3.7 Inhibition of B3GNT6 decreased the proliferative ability of PC cells

We first knocked down B3GNT6 in cells, CCK-8 and EdU incorporation assays indicated that silencing B3GNT6 overtly inhibited the proliferation of PC cells (Figure 5F–H). In addition, Transwell and colony formation assay showed that B3GNT6-si inhibited cell migration and viability (Figure 5I,J). These results indicate that B3GNT6 can exert oncogenic effects in PC.

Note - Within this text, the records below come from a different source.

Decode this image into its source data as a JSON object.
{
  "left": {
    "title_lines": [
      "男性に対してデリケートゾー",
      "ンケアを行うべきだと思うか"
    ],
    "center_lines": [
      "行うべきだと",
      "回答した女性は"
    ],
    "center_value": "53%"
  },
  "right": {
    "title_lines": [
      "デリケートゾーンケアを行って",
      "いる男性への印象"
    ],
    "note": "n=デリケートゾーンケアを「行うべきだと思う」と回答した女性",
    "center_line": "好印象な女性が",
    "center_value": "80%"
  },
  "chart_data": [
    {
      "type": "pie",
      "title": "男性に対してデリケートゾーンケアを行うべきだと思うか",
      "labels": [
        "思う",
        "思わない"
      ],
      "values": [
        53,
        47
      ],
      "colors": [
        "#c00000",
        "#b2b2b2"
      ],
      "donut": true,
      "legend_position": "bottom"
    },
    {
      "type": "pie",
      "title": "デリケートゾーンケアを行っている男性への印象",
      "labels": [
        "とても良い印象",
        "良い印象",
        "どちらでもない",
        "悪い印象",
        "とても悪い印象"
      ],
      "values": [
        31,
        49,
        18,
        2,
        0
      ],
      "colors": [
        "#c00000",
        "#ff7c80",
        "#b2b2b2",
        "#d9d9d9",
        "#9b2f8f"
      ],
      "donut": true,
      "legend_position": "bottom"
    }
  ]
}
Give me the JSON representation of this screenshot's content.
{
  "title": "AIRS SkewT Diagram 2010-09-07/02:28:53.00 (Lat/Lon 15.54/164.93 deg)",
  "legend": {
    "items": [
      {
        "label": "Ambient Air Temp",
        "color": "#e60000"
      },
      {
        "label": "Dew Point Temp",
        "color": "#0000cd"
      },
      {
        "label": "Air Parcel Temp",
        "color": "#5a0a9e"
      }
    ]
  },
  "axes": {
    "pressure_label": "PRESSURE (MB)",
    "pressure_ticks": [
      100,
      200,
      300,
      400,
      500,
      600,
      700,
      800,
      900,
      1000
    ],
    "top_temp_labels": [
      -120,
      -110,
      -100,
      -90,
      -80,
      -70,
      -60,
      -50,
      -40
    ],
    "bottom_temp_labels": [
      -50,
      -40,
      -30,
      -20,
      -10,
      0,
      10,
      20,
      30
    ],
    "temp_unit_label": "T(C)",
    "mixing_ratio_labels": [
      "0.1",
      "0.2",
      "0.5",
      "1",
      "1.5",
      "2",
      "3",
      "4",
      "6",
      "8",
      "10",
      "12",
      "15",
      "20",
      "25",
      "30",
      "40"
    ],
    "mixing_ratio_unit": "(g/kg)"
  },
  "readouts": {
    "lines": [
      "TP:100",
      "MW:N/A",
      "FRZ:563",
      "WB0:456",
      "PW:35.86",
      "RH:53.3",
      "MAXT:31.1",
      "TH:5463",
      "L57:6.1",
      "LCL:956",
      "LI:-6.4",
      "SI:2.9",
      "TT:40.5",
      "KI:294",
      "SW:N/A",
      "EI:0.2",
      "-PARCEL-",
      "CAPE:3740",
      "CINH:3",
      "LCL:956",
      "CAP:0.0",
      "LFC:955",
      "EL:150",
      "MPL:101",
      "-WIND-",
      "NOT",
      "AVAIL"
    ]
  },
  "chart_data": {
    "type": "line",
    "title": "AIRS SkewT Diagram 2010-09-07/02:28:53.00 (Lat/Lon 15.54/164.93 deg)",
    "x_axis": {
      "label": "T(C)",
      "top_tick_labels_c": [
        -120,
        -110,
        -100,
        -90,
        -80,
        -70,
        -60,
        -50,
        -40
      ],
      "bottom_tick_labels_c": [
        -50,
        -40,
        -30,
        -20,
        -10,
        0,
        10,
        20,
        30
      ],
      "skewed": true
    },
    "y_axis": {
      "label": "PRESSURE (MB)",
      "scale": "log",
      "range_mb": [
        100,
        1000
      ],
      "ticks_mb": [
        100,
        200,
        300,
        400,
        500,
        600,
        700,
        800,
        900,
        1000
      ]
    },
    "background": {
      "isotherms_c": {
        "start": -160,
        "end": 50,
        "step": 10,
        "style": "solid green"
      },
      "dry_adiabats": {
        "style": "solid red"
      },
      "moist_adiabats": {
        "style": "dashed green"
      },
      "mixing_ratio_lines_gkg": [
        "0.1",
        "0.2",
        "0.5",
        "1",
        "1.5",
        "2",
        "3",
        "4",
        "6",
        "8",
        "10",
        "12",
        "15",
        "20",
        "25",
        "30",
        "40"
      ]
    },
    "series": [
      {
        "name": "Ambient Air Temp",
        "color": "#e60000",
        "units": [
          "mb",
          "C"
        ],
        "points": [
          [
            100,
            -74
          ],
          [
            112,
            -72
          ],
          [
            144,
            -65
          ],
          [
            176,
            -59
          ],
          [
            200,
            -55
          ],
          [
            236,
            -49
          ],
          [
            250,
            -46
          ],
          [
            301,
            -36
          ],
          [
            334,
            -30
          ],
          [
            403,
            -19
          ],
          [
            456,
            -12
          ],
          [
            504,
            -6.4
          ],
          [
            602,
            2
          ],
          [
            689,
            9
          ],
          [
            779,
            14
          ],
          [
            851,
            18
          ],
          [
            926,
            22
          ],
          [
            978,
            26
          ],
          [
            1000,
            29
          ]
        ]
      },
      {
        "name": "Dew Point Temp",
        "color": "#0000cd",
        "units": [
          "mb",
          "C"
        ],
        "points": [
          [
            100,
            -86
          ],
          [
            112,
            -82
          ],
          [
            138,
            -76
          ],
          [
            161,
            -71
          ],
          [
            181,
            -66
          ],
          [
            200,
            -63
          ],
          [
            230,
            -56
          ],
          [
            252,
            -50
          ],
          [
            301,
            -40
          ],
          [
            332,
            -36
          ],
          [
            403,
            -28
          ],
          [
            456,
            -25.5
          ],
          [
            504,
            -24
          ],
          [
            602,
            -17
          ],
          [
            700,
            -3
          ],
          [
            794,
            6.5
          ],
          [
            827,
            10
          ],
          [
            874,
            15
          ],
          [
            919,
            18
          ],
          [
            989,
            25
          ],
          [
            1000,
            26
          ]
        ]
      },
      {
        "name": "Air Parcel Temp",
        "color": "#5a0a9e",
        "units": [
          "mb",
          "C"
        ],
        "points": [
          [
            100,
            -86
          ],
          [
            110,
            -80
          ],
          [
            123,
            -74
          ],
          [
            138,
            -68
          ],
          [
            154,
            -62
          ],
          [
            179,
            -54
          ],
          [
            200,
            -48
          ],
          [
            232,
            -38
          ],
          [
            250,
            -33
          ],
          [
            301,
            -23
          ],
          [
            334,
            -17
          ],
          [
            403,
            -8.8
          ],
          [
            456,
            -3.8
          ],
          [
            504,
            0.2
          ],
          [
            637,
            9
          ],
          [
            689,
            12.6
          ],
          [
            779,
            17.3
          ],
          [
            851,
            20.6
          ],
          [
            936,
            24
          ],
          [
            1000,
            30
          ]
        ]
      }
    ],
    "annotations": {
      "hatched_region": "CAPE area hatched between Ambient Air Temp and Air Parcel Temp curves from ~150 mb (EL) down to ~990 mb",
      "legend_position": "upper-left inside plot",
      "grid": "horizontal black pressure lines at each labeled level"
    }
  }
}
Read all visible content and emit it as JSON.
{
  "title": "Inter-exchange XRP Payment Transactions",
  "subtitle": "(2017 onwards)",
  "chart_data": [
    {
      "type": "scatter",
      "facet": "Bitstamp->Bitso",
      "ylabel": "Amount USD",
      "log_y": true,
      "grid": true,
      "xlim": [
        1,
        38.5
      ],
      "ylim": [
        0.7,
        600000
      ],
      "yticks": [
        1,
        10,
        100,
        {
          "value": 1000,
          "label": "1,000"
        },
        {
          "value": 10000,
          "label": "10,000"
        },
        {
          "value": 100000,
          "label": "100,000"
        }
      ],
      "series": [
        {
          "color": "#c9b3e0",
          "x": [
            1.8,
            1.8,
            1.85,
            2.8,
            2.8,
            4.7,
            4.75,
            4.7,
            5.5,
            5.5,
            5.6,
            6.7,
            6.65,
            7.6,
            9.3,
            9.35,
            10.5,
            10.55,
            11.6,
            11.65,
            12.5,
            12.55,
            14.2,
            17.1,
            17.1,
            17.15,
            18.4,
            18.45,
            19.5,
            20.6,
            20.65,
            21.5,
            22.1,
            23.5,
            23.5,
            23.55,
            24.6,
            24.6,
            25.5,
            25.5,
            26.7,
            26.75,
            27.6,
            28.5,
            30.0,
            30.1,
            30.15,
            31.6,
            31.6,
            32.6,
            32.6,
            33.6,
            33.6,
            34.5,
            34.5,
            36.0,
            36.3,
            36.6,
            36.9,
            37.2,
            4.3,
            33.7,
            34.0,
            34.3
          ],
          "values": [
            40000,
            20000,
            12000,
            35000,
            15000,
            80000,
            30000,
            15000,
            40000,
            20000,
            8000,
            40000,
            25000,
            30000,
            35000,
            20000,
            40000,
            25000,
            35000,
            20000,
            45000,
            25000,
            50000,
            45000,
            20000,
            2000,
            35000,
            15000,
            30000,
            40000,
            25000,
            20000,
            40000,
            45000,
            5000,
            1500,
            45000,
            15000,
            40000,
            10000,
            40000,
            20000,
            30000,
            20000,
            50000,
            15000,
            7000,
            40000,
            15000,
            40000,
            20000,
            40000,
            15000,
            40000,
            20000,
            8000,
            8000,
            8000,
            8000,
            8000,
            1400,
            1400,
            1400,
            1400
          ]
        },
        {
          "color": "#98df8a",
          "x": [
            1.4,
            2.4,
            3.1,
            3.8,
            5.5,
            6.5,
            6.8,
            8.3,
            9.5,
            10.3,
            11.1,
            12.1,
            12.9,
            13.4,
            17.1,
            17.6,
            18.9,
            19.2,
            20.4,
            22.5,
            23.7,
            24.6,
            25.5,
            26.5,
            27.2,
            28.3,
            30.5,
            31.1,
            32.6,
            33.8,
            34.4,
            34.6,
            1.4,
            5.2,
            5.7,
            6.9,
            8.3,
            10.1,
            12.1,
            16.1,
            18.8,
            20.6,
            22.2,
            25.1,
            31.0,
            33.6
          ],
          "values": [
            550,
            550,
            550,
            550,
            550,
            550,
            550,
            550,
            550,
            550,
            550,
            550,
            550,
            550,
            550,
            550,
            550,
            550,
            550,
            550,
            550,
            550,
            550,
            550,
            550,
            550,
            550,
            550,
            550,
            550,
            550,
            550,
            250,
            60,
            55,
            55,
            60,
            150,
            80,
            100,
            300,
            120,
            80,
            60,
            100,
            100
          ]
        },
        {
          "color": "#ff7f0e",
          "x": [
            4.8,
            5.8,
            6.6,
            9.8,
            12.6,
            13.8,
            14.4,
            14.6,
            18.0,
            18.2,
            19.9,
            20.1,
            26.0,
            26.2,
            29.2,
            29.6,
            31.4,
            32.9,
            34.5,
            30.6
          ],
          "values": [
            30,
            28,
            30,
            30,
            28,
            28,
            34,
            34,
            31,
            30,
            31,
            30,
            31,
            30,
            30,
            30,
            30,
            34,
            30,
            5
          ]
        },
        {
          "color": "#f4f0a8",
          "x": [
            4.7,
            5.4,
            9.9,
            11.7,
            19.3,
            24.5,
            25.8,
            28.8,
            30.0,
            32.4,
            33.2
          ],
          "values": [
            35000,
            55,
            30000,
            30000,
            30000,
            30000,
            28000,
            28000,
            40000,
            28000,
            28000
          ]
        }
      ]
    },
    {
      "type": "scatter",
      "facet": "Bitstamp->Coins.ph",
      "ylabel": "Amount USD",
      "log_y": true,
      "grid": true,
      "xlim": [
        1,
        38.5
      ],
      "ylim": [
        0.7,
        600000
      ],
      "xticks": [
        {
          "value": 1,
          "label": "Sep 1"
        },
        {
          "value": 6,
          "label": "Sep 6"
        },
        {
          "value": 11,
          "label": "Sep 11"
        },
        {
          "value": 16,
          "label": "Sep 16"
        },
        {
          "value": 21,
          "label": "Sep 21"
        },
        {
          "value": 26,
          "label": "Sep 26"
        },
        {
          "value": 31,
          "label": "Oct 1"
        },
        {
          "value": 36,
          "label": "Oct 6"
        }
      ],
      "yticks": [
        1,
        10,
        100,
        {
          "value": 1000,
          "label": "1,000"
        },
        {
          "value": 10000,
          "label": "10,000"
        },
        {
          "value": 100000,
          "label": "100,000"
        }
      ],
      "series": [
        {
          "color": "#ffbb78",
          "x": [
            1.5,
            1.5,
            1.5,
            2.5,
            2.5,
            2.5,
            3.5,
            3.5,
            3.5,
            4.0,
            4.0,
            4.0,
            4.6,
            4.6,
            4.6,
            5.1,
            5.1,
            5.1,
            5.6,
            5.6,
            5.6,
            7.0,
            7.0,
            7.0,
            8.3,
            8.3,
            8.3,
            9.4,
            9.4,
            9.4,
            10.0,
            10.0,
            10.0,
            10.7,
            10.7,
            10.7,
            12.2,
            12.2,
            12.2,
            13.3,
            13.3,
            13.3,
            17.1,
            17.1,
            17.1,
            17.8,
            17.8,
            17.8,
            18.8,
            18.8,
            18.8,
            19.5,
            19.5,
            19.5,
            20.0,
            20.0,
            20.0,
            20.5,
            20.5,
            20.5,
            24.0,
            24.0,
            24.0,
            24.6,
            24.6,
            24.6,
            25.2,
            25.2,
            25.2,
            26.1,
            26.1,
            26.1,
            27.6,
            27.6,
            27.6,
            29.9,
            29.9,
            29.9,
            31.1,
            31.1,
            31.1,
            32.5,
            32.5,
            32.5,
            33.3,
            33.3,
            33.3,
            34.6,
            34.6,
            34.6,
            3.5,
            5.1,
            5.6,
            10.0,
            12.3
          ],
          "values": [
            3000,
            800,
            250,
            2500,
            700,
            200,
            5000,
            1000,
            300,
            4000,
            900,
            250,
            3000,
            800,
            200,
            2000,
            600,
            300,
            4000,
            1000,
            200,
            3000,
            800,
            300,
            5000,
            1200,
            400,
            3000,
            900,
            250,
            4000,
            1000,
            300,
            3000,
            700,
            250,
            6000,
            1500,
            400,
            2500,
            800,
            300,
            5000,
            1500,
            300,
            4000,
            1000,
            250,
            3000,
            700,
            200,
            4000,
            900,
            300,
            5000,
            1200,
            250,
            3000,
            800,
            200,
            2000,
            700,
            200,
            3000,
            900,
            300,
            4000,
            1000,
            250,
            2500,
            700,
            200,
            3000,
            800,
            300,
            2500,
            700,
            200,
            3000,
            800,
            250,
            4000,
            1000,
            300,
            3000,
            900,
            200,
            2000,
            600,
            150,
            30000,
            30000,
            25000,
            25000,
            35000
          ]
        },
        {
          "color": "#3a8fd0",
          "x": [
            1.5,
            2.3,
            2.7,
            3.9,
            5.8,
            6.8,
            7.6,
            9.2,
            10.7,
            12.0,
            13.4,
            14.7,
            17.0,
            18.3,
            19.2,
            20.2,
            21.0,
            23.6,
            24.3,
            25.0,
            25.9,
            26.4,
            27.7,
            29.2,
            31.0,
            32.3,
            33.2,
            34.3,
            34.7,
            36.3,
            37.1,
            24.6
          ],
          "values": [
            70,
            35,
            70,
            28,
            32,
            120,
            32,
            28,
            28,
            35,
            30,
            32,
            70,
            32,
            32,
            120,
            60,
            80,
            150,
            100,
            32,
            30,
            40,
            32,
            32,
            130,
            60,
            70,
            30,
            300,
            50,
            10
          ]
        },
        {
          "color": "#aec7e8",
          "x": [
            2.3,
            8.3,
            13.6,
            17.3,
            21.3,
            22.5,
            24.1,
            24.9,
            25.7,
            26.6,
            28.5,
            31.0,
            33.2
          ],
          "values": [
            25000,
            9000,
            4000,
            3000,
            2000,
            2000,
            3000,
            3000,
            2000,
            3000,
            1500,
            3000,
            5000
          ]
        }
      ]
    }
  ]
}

3.8 IGF2BP2 recognizes m6A methylation on B3GNT6 and increases its stability

To further identify the underlying mechanism of IGF2BP2-mediated B3GNT6 expression, we sought to determine whether and how IGF2BP2 interacts with B3GNT6 to affect its expression. We knockdown IGF2BP2 and RIP showed lower B3GNT6 was enriched (Figure 6A). Dual luciferase reporter assay was conducted and the results revealed that B3GNT6 was possibly recognized and regulated by m6A modification (Figure 6B,C).

Considering that IGF2BPs could regulate RNA stability, we sought to evaluate B3GNT6 mRNA stability. PANC1 cells were transfected with IGF2BP2-si or the si-NC, then treated with actinomycin D (Fdbio science, China) at 10 ng/ml at different time point (0, 4, 8 and 12 h). As shown, B3GNT6 mRNA decay rate in the IGF2BP2-siRNA group was faster than that in the si-NC group (Figure 6D), IGF2BP2-KO and 3-DAA could decreased B3GNT6 protein expression (Figure 6E), suggesting IGF2BP2 can increase B3GNT6 mRNA stability and contribute to the high B3GNT6 protein level in an m6A manner. IF staining revealed that IGF2BP2 and B3GNT6 had similar expression trends in PC tissue (Figure 6F), and knockdown of IGF2BP2 led to an obvious decrease in the B3GNT6 protein level (Figure 6G). Together, these results suggest that B3GNT6 could undergo m6A methylation, and IGF2BP2 functions as a reader of methylated B3GNT6 to increase its stability.

3.9 IGF2BP2 promotes tumorigenesis in vivo

Subcutaneous tumorigenesis experiments in mice showed that knockdown of IGF2BP2 contributed to a decreased tumor size (Figure 6H,I) and tumor weight (Figure 6J), showing its significant ability in tumor formation. We evaluated the B3GNT6 expression level by IHC and IF, finding that knockdown of IGF2BP2 contributed to a lower B3GNT6 expression level (Figure 6K,L). Together, these data indicate that IGF2BP2 regulates B3GNT6 in an m6A manner and serves as an oncogene in PC (Figure 7).